It’s another glorious day in paradise – hot sun, blue sky, big ocean, sun setting and I’m eating chocolates dipped in peanut butter and drinking a blueberry Izze. I’m in the honeymoon phase of a new love affair with life – serenading and writing poems to it, making dates, walking around all giddy. To this I credit a whole host of responsible parties – namely me, Cheri Huber, my person I talk to (I hate the word therapist), healers, friends, random path crossings with wise people… in some more meta way, everyone who has ever crossed my path ever. This is proving, once again, my circumstances have nothing to do with my happiness. It seems it is the human condition to need constant proof of this. We are slow learners. (Or perhaps I will just speak for myself.)
Just for kicks, let us paint the picture here. In the external realm, I am recently broken up from a serious and wonderful relationship of more than 3 years, I’m homeless, my checking account balance today is -$347 (yes, that is a negative sign), my car is making one of those little “uh-oh” noises and the check engine light came on again, “catastrophic rain-related mud and debris flows” are predicted by all the experts to befall Big Sur this winter, this morning I spilled a mug of hot tea all over myself (again) and last, but oh no, not least, I am likely the proud new party to a frivolous lawsuit.**
**Indeed, a woman behind me when boarding the plane home from Colorado tripped on a bag I set down in the aisle while I was stowing my guitar and it seems she is rather enthusiastically tormented by her swollen ankle. Susan from Risk Management at US Airways has called me to let me know I should give my insurance company (which insurance?) a heads up about the coming claim. Know any good lawyers?
This is not to say each of these hasn’t given me pause – it’s not hard to start ruminating on any one of these subjects and watch myself dissolve into a seething, sobbing or withering puddle of goo. I have to check myself constantly. But the will to check myself, and to choose something different, now that’s news. I find it’s not so much these arguably legitimate concerns that even bother me really, it’s the voice in my head that never ceases to remark on my culpability, unworthiness, righteousness, (pick your judgemental characteristic of choice.) This voice sucks my soul out through the head of a pin and spends all day letting me know why I deserve it and offers me every situation I encounter as proof.
I have recognized this voice before, and been unable/unwilling to disidentify with it for long. It’s powerful and wily and reasonable and convincing. By even getting me to hate it, it has sucked me back into itself. Cheri Huber calls it self-hate, even when it’s directed outside. I’m in a three month class with her via e-mail and phone calls and she wrote this yesterday: “Print it out and hang it on your wall–everybody! Self-hate, the incessant voices of dissatisfaction, leave you feeling frustrated/exhausted. THEN the same system talks you into doing something that will strengthen IT and leave you feeling WORSE!”

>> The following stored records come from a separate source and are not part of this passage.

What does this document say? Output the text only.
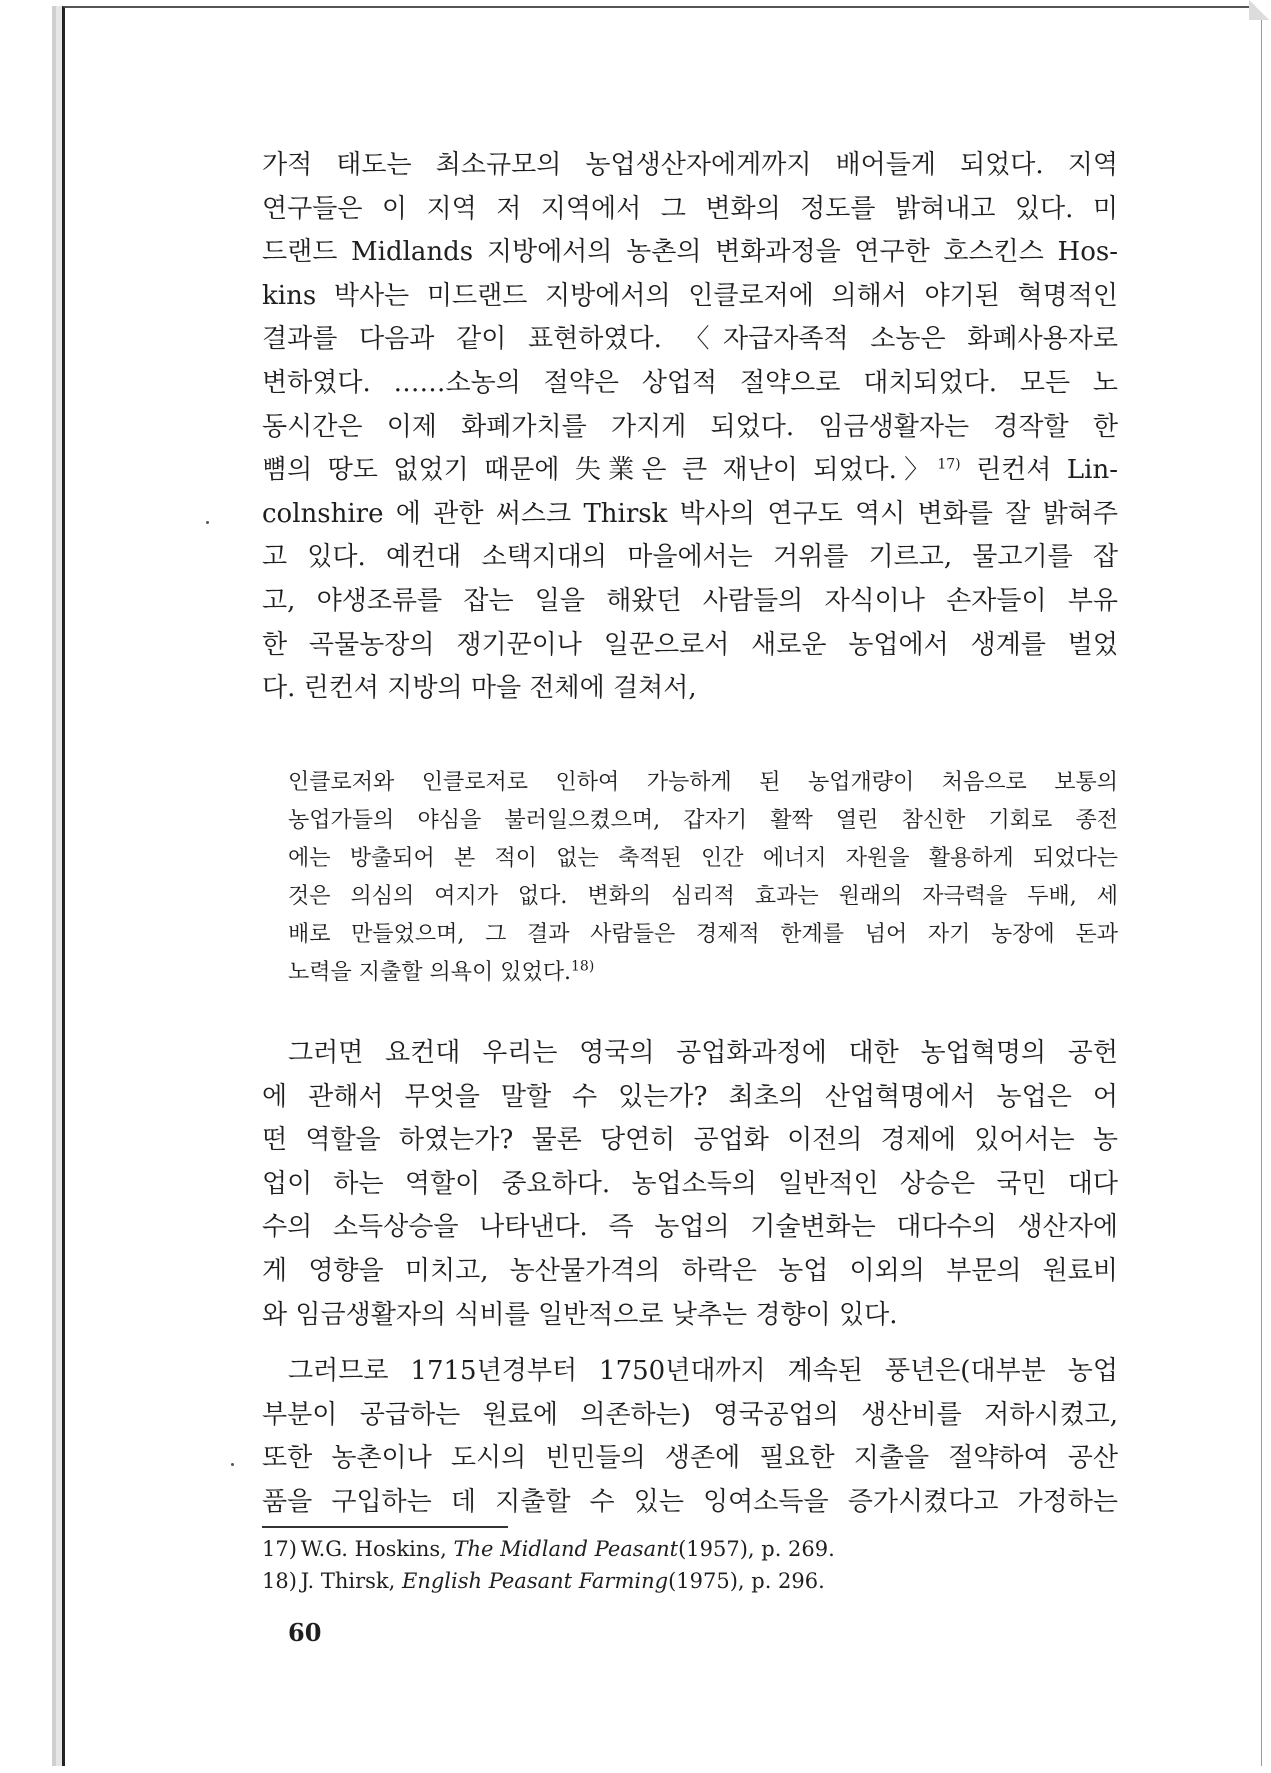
가적 태도는 최소규모의 농업생산자에게까지 배어들게 되었다. 지역
연구들은 이 지역 저 지역에서 그 변화의 정도를 밝혀내고 있다. 미
드랜드 Midlands 지방에서의 농촌의 변화과정을 연구한 호스킨스 Hos-
kins 박사는 미드랜드 지방에서의 인클로저에 의해서 야기된 혁명적인
결과를 다음과 같이 표현하였다. 〈자급자족적 소농은 화폐사용자로
변하였다. ……소농의 절약은 상업적 절약으로 대치되었다. 모든 노
동시간은 이제 화폐가치를 가지게 되었다. 임금생활자는 경작할 한
뼘의 땅도 없었기 때문에 失業은 큰 재난이 되었다.〉$^{17)}$ 린컨셔 Lin-
colnshire 에 관한 써스크 Thirsk 박사의 연구도 역시 변화를 잘 밝혀주
고 있다. 예컨대 소택지대의 마을에서는 거위를 기르고, 물고기를 잡
고, 야생조류를 잡는 일을 해왔던 사람들의 자식이나 손자들이 부유
한 곡물농장의 쟁기꾼이나 일꾼으로서 새로운 농업에서 생계를 벌었
다. 린컨셔 지방의 마을 전체에 걸쳐서,
인클로저와 인클로저로 인하여 가능하게 된 농업개량이 처음으로 보통의
농업가들의 야심을 불러일으켰으며, 갑자기 활짝 열린 참신한 기회로 종전
에는 방출되어 본 적이 없는 축적된 인간 에너지 자원을 활용하게 되었다는
것은 의심의 여지가 없다. 변화의 심리적 효과는 원래의 자극력을 두배, 세
배로 만들었으며, 그 결과 사람들은 경제적 한계를 넘어 자기 농장에 돈과
노력을 지출할 의욕이 있었다.$^{18)}$
그러면 요컨대 우리는 영국의 공업화과정에 대한 농업혁명의 공헌
에 관해서 무엇을 말할 수 있는가? 최초의 산업혁명에서 농업은 어
떤 역할을 하였는가? 물론 당연히 공업화 이전의 경제에 있어서는 농
업이 하는 역할이 중요하다. 농업소득의 일반적인 상승은 국민 대다
수의 소득상승을 나타낸다. 즉 농업의 기술변화는 대다수의 생산자에
게 영향을 미치고, 농산물가격의 하락은 농업 이외의 부문의 원료비
와 임금생활자의 식비를 일반적으로 낮추는 경향이 있다.
그러므로 1715년경부터 1750년대까지 계속된 풍년은(대부분 농업
부분이 공급하는 원료에 의존하는) 영국공업의 생산비를 저하시켰고,
또한 농촌이나 도시의 빈민들의 생존에 필요한 지출을 절약하여 공산
품을 구입하는 데 지출할 수 있는 잉여소득을 증가시켰다고 가정하는
17) W.G. Hoskins, The Midland Peasant(1957), p. 269.
18) J. Thirsk, English Peasant Farming(1975), p. 296.
60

Indeed. (Flash back to so so so many lost days spent watching movies and eating sugar because “I deserved it.”) Perhaps even more poignantly though, she responded to a participant who was doing the “yes but…(bemoaning his/her terrible situation)” by asking simply “And, of course, you know the only way to address this problem is to stop, yes?”
I’m experimenting with this whole stopping business. Just stopping. Watching the train take off from the station, working me into a lather about exhibit A or B and just stopping. If it takes zoning out for a minute or breathing or leaving or walking or temporarily distracting, whatever… just stopping. And I must say, if this were a diet shake infomercial I would sign up to be spokesmodel. I am deeply changed in my days. The content hasn’t changed at all, but I am changed. I’m waking up in the morning (early!) and writing and reading reassurances to myself, meditating, doing yoga, making breakfast. I’m cooking really good dinners and walking on achingly beautiful roads being grateful. I’m reaching out to friends because I want to, and receiving the love they have to give. I’ve even set up my calendar to e-mail me things like “You’re Wonderful!” throughout the day, and who would have guessed I could believe those voices too.
Yesterday in my session with my un-therapist there was another touchstone moment of realization (it should be noted that as time goes on I’m finding epiphanies are less and less “my god!” and more and more “oh yeah”) – and that is: this isn’t requiring my familiar “muscle-through” approach to life. While committing to stopping does require some force of will that often feels like a strict parent or that coach who used to shout through the last, shaky push-ups – more than that it requires that I allow all my most deeply uncomfortable feelings of rage or shame or disappointment to just be there. Not doing anything at all. I’m begging to do push-ups at those moments. They’re just sitting out there for everyone to see, and there I am, just sitting there.
So here I am, hereby announcing this commitment to the world to keep stopping and sitting there, which at this moment feels like it’s giving more weight to the commitment. Most of the time, that has felt like a bad thing. But look at all I have to lose!
I’m going to go now and not watch the debates. I’m a political junkie turned politically-inspired-but- non-debate-watching happy person. They should talk about that.